A Robust Classification Framework for Medical Patents Based on Deep Learning

With the repaid development of bioinformatics and pharmaceutical engineering, pharmaceutical company and institutes increasingly pay attention to intellectual property protection via medical patents. As a result, how to classify the massive medical patents accurately without manual intervention is an important challenge for academia and industrials. To address it, we propose a deep learning based classification framework for medical patents, which consists of three components (i.e., text processing, feature extraction, and prototype clustering). Different from the existing classification method based on machine learning, the proposed framework enjoys the robust characteristic for the external samples, while it can guarantee high precision. In detail, for the text processors, a professional medical text thesaurus is built via the GloVe method, which can learn more specialized vocabulary in the medical field.
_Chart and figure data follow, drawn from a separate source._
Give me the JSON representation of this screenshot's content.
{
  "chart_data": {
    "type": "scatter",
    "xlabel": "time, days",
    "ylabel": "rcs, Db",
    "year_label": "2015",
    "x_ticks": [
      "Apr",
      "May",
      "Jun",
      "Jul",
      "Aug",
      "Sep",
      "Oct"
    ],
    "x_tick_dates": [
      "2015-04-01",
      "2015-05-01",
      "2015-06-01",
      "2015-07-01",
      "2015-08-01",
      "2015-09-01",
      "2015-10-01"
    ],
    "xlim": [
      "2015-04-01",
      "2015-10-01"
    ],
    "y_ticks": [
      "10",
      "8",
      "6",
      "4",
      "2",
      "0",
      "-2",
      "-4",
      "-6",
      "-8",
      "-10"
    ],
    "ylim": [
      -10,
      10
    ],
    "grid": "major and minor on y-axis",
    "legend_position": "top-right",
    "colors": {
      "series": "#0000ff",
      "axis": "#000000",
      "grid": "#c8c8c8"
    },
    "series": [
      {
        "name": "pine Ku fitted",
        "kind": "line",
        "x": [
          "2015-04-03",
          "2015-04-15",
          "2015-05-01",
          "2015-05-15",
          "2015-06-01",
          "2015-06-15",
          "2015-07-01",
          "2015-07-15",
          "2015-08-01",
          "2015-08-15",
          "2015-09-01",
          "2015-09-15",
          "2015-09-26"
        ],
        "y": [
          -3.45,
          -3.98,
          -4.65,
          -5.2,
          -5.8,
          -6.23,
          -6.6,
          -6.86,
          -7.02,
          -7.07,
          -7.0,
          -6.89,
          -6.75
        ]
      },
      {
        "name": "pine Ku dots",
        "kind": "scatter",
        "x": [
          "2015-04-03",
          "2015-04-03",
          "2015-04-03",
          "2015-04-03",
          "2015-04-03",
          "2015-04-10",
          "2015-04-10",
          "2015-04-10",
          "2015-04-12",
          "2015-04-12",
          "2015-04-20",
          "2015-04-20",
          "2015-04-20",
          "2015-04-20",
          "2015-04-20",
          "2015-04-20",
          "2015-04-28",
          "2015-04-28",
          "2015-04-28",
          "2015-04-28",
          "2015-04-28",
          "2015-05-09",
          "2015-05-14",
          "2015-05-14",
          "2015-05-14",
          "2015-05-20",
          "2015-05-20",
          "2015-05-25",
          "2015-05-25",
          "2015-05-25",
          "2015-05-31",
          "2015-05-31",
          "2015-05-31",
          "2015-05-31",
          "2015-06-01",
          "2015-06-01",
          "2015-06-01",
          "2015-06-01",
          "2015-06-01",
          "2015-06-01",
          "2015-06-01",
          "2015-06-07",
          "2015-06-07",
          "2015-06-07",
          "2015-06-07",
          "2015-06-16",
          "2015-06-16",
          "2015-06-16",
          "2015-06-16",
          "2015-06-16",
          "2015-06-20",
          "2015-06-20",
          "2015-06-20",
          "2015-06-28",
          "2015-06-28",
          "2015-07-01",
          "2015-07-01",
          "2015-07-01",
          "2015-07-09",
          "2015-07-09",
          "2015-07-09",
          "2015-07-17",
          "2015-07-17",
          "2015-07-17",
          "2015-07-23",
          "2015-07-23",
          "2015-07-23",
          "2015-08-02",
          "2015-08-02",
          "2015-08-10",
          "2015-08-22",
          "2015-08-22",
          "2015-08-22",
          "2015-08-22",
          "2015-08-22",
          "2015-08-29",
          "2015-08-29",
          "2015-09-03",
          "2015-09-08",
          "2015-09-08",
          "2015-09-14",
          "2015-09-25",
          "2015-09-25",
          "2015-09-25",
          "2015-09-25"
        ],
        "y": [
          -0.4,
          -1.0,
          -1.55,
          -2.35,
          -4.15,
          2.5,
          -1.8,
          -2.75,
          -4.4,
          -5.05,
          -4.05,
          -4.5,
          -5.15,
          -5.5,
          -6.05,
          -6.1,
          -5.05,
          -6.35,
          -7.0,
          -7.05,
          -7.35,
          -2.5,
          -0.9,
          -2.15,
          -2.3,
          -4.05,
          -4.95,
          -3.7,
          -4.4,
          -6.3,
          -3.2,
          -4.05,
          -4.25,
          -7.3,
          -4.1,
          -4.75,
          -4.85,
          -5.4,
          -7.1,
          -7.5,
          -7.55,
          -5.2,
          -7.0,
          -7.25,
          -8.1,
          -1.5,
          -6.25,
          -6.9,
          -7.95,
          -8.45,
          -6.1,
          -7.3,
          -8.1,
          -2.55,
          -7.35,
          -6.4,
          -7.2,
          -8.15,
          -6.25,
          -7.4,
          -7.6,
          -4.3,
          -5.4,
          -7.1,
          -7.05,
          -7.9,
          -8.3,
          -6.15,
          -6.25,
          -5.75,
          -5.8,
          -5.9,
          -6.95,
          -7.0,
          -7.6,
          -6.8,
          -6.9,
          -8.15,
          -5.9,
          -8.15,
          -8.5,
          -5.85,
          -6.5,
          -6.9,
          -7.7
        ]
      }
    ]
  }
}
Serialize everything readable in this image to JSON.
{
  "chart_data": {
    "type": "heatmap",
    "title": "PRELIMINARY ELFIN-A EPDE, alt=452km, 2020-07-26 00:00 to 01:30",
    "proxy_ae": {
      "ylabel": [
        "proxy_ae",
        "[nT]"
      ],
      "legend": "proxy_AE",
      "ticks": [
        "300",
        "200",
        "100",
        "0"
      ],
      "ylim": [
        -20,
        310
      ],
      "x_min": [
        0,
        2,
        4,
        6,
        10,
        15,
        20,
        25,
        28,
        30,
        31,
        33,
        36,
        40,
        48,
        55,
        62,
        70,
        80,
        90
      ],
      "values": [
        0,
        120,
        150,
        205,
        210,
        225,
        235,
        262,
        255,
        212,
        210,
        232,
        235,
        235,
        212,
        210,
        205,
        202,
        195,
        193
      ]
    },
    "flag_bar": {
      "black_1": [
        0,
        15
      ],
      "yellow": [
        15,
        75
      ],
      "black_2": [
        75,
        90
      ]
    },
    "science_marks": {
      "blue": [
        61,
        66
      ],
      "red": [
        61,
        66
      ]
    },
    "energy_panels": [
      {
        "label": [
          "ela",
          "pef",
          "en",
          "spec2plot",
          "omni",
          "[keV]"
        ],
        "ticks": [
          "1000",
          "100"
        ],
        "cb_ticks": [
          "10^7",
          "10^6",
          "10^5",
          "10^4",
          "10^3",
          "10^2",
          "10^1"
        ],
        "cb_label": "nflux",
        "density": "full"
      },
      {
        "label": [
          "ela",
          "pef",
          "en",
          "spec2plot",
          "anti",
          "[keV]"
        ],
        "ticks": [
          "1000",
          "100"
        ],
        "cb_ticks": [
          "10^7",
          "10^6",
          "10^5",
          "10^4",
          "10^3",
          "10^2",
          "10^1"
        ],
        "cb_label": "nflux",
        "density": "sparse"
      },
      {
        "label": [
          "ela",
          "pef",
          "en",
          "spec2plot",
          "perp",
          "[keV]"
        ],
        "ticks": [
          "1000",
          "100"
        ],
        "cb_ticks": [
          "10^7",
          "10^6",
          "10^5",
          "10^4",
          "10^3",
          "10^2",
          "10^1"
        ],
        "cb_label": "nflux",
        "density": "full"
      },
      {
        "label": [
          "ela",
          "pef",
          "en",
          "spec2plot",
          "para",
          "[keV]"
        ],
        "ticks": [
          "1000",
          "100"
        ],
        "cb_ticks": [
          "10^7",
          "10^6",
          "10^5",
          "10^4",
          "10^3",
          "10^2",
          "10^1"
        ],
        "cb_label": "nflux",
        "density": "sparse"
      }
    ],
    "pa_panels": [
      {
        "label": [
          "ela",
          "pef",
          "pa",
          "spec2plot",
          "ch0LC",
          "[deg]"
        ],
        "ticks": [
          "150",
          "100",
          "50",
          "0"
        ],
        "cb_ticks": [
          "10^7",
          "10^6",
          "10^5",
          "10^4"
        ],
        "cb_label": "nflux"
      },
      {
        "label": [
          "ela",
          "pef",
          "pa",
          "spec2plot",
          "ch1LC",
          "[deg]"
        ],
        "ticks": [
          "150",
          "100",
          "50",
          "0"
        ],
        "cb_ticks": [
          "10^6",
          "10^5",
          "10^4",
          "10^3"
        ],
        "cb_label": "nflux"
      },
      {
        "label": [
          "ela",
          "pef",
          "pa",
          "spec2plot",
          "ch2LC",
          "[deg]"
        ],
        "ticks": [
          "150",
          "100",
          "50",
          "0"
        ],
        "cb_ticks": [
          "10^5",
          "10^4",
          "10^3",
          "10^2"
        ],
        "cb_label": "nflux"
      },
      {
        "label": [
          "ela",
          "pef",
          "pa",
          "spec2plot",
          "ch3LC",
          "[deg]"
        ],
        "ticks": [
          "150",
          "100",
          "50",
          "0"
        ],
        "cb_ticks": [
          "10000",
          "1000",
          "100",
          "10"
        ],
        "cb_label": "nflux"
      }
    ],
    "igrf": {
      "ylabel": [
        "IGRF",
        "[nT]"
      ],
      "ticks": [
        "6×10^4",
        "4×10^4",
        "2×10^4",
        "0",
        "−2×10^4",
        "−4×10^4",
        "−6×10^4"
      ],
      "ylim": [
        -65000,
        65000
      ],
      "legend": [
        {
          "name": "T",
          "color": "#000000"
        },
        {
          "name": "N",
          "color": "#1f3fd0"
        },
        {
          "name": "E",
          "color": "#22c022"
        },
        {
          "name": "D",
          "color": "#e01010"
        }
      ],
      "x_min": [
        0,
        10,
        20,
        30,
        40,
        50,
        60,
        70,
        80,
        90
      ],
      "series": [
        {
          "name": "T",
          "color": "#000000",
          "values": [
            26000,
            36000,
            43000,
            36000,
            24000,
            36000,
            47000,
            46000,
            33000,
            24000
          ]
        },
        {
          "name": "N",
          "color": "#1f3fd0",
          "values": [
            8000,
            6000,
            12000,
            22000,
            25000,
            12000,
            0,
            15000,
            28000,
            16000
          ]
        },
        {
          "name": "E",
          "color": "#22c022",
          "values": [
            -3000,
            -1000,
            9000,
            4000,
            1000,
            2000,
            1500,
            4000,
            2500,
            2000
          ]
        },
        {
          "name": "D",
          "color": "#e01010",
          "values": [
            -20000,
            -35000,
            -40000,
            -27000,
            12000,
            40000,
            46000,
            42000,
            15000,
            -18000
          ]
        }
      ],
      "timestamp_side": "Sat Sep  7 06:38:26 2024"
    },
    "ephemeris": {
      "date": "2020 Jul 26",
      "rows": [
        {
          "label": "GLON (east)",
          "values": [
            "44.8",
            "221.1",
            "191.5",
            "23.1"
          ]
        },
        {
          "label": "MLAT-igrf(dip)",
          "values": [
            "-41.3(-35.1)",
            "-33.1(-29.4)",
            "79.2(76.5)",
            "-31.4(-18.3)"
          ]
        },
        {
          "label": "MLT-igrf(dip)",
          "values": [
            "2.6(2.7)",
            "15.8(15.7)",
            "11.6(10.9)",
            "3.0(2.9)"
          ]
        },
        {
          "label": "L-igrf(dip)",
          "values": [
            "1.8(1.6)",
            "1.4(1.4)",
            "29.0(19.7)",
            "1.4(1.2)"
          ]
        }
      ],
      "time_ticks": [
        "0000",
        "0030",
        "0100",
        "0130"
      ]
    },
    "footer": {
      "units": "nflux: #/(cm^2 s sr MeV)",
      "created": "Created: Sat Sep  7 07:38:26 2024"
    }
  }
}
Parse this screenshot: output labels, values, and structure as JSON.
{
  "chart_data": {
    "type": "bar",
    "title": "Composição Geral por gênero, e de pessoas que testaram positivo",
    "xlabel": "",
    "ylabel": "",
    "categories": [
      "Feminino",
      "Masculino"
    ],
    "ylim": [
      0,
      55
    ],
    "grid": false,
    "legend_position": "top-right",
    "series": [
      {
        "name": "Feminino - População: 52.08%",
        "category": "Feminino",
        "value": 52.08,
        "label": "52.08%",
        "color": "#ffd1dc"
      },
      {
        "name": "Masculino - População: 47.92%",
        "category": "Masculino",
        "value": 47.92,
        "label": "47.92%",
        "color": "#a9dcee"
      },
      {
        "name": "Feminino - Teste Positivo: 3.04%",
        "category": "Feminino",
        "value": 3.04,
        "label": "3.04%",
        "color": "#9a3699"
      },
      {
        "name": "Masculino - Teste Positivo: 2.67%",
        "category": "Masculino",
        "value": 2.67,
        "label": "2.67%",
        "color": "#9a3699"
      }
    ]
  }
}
In the feature extraction, a hybrid deep learning model is proposed to extract the features of patent texts, which integers a one-dimensional convolutional neural network (CNN) and two bidirectional long-short-term sequence network (Bi-LSTM), propose an improved distance-based center loss function (DCL). Finally, extensive experiments are conducted on the Chinese medical patents dataset supported by the company. It demonstrates that our proposed method shows the significant superiority in the classification precision and robustness, compared with other existing multi-classification methods.